Sonic Youth and I didn't hang out much as I got older. I went to college and
they went to some new-wave jet-set experimental-trash school. But we kept in
touch. Feeling cool became less important to me and stagnation scared the shit
out
of them. I understood they had to try new things but I wasn't into it it
had all become a little too cool for me. But even as they drifted into territories
too bizarre for me, and as my love for them waned, I still had Confusion Is
Sex, Goo, Dirty and Daydream Nation that I could retreat to when I
longed for cool nostalgia. But never again would my teenage self who dreamt
of cool places where cool musicians did cool things live vicariously through
Sonic Youth records, imagining herself in a convertible, on the road, a cigarette
hanging from her lips in a whirlwind of heat and flash. Not even return-to-form
albums like 2002's Murray Street or the new Rather Ripped can take
me back to that unspeakably cool place. The mysteries of cool bands and the places
I invented for them are gone I guess that's what happens as you get older
and have to start making a living.
Still, outside the cloak of cool mystery, Rather Ripped sounds cooler than most anything else I hear being released today. Chalk that up to nostalgia and past association with good times. But I still say, regardless of where you're coming from, it's hard to hear Sonic Youth without thinking: Cool, or, er, Kool. After more than two decades of making music (or noise), Sonic Youth have come to encompass coolness, in all its gritty and avant never-mind-the-mainstream glory. And while they have experimented with a few different musical approaches, they've always had a sound that's theirs alone they sound like no one and no one sounds like them. And no one sounds quite so cool.
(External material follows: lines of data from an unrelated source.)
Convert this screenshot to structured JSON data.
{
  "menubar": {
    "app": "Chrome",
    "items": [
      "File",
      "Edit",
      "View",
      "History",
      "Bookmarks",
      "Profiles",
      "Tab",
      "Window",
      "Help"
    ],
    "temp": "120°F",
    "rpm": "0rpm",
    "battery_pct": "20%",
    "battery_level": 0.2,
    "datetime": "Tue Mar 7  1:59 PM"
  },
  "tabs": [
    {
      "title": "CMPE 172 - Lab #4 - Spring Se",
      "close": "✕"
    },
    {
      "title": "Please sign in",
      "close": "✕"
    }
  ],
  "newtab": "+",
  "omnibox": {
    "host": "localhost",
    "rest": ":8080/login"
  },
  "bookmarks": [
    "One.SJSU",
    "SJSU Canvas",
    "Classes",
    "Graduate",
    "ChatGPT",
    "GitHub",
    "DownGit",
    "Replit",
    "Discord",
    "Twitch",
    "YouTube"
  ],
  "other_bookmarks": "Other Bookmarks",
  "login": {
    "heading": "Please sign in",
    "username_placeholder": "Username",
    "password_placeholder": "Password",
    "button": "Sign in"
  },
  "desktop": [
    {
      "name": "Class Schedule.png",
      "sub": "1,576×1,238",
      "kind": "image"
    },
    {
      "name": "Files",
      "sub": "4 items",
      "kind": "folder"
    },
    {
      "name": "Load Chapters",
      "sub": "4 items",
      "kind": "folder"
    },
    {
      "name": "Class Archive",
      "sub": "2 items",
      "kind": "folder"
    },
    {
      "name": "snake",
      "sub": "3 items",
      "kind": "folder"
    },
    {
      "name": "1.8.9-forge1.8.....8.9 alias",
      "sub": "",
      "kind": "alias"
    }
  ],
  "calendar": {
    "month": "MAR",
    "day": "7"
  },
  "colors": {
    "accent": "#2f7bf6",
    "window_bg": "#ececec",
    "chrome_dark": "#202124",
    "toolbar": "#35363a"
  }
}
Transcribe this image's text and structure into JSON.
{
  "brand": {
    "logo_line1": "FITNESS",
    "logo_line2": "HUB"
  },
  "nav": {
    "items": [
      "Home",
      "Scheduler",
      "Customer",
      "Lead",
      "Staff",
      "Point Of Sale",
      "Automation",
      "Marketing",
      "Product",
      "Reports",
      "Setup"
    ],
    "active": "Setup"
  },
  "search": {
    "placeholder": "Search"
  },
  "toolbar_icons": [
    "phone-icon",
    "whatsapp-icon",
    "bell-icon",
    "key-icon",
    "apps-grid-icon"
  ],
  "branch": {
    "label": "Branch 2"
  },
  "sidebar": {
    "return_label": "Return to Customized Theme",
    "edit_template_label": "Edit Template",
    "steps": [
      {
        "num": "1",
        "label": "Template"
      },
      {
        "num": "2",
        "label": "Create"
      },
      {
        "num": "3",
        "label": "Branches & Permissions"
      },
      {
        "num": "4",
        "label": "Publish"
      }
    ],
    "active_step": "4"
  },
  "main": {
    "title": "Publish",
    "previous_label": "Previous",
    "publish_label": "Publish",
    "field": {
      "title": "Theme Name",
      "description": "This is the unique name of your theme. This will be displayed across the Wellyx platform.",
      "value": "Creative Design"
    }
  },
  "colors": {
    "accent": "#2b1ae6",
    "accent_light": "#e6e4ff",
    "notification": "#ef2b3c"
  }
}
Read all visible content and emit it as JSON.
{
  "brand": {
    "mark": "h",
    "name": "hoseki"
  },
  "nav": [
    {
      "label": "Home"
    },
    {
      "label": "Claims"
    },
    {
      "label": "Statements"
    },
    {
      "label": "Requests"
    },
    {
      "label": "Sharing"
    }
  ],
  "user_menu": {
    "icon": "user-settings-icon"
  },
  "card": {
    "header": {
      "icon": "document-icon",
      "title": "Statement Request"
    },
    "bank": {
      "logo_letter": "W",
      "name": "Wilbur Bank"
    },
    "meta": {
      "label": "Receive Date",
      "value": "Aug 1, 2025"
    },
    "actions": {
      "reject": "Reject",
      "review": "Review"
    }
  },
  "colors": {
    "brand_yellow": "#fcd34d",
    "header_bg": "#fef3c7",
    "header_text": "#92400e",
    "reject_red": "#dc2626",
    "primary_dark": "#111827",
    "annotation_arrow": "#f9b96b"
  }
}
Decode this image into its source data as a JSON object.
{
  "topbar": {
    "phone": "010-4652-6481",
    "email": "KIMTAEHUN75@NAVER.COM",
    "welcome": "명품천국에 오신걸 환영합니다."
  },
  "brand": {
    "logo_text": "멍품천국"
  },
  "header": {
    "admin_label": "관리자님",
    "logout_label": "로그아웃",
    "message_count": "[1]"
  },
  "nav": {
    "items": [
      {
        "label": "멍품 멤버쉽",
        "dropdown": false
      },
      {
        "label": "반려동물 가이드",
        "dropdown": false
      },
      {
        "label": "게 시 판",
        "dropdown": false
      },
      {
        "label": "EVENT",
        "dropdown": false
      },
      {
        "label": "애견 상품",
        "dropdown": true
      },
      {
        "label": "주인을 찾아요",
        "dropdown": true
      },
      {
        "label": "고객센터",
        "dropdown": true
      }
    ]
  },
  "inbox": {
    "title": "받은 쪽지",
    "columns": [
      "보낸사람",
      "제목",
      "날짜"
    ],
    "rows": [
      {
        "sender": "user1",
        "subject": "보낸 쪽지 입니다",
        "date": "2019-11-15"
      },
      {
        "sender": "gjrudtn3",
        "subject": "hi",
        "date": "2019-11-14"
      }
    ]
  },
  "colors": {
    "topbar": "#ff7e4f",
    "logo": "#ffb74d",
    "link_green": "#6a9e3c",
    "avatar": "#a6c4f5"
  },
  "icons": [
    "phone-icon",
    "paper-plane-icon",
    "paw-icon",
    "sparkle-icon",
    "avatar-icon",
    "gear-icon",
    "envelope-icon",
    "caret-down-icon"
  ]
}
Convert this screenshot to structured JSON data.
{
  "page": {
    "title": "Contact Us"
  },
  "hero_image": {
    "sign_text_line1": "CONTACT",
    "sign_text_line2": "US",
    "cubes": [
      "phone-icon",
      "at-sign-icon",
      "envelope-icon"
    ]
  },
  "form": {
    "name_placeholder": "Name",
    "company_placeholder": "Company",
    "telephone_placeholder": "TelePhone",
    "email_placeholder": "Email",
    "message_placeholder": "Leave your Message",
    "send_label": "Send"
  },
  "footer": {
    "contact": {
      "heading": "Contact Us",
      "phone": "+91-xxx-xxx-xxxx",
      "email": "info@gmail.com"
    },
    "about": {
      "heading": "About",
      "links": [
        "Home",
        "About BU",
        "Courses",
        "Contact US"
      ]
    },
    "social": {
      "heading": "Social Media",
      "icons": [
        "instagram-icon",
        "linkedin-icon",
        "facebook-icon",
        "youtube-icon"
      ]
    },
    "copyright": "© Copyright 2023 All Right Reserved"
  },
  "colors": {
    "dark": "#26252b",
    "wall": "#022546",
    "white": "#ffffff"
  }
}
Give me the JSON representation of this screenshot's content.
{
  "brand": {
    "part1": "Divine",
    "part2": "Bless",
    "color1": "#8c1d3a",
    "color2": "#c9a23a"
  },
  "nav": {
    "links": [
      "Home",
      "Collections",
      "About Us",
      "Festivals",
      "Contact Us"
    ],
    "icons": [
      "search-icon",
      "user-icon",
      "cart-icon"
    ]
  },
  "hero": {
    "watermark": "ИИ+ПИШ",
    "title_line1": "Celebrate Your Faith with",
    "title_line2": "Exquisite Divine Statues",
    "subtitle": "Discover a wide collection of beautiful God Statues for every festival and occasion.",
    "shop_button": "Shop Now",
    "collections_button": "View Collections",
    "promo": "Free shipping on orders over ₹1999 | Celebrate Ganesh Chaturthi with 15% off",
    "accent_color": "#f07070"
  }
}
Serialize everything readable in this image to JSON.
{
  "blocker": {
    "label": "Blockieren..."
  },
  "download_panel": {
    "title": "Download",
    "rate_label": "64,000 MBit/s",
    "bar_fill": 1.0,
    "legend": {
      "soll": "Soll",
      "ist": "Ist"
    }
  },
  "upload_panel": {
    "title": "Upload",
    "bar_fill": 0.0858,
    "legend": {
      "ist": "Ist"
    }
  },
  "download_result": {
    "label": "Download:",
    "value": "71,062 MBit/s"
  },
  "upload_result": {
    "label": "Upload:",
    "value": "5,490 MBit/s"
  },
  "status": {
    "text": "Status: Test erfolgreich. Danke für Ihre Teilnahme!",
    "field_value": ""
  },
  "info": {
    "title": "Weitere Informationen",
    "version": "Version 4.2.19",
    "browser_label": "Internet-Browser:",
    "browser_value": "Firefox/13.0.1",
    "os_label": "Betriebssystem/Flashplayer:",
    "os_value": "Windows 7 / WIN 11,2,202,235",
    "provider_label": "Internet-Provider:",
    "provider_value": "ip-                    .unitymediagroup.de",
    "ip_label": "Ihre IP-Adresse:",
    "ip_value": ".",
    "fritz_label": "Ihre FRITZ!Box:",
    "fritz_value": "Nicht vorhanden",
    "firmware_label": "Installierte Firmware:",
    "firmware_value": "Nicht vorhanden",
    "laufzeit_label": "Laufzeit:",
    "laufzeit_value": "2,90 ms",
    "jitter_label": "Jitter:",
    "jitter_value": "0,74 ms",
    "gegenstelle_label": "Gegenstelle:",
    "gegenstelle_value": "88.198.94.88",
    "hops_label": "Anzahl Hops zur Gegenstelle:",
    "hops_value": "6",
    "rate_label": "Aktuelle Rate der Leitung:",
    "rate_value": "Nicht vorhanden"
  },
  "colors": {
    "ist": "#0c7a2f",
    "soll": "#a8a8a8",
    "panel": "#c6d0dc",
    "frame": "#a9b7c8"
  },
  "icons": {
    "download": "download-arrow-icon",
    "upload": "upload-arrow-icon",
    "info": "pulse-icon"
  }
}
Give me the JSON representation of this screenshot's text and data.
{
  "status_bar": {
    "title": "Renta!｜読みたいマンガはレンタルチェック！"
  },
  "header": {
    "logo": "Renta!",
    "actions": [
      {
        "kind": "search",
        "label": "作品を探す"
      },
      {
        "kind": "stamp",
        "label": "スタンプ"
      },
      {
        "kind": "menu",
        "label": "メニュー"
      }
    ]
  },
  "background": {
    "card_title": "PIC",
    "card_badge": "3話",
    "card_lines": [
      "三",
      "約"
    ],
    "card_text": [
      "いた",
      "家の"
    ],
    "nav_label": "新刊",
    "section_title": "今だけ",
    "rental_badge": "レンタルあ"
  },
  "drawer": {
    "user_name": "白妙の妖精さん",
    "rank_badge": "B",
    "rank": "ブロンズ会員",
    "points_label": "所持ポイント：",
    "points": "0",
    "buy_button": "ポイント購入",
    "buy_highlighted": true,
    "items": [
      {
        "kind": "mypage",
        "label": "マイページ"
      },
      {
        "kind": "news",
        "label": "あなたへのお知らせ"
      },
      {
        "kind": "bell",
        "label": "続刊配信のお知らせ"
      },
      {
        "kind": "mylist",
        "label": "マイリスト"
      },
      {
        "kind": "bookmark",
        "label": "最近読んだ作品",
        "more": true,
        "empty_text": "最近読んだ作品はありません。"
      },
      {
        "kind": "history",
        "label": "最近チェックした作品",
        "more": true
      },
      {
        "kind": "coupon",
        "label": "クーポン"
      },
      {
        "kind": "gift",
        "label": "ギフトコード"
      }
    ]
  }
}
Rather Ripped is what you'd expect from a Sonic Youth that's getting back to the cool rock 'n' roll sound they trademarked years ago, completed by a tagline of frenzied feedback and chiming guitars. And they're hardly afraid to capitalize on their past why should they be? And how could they be? Sonic Youth have a very difficult time sounding like anything other than Sonic Youth (at least when they've no itch to wander amongst ghosts and flowers). The vocals, Moore's hollow howls and Gordon's smoky coos, are too distinctive. The guitars, sacred and alive, are too irreplaceable. And the loose, traveling structures, fed by crunch and fuzz, are, well, too Sonic Youth.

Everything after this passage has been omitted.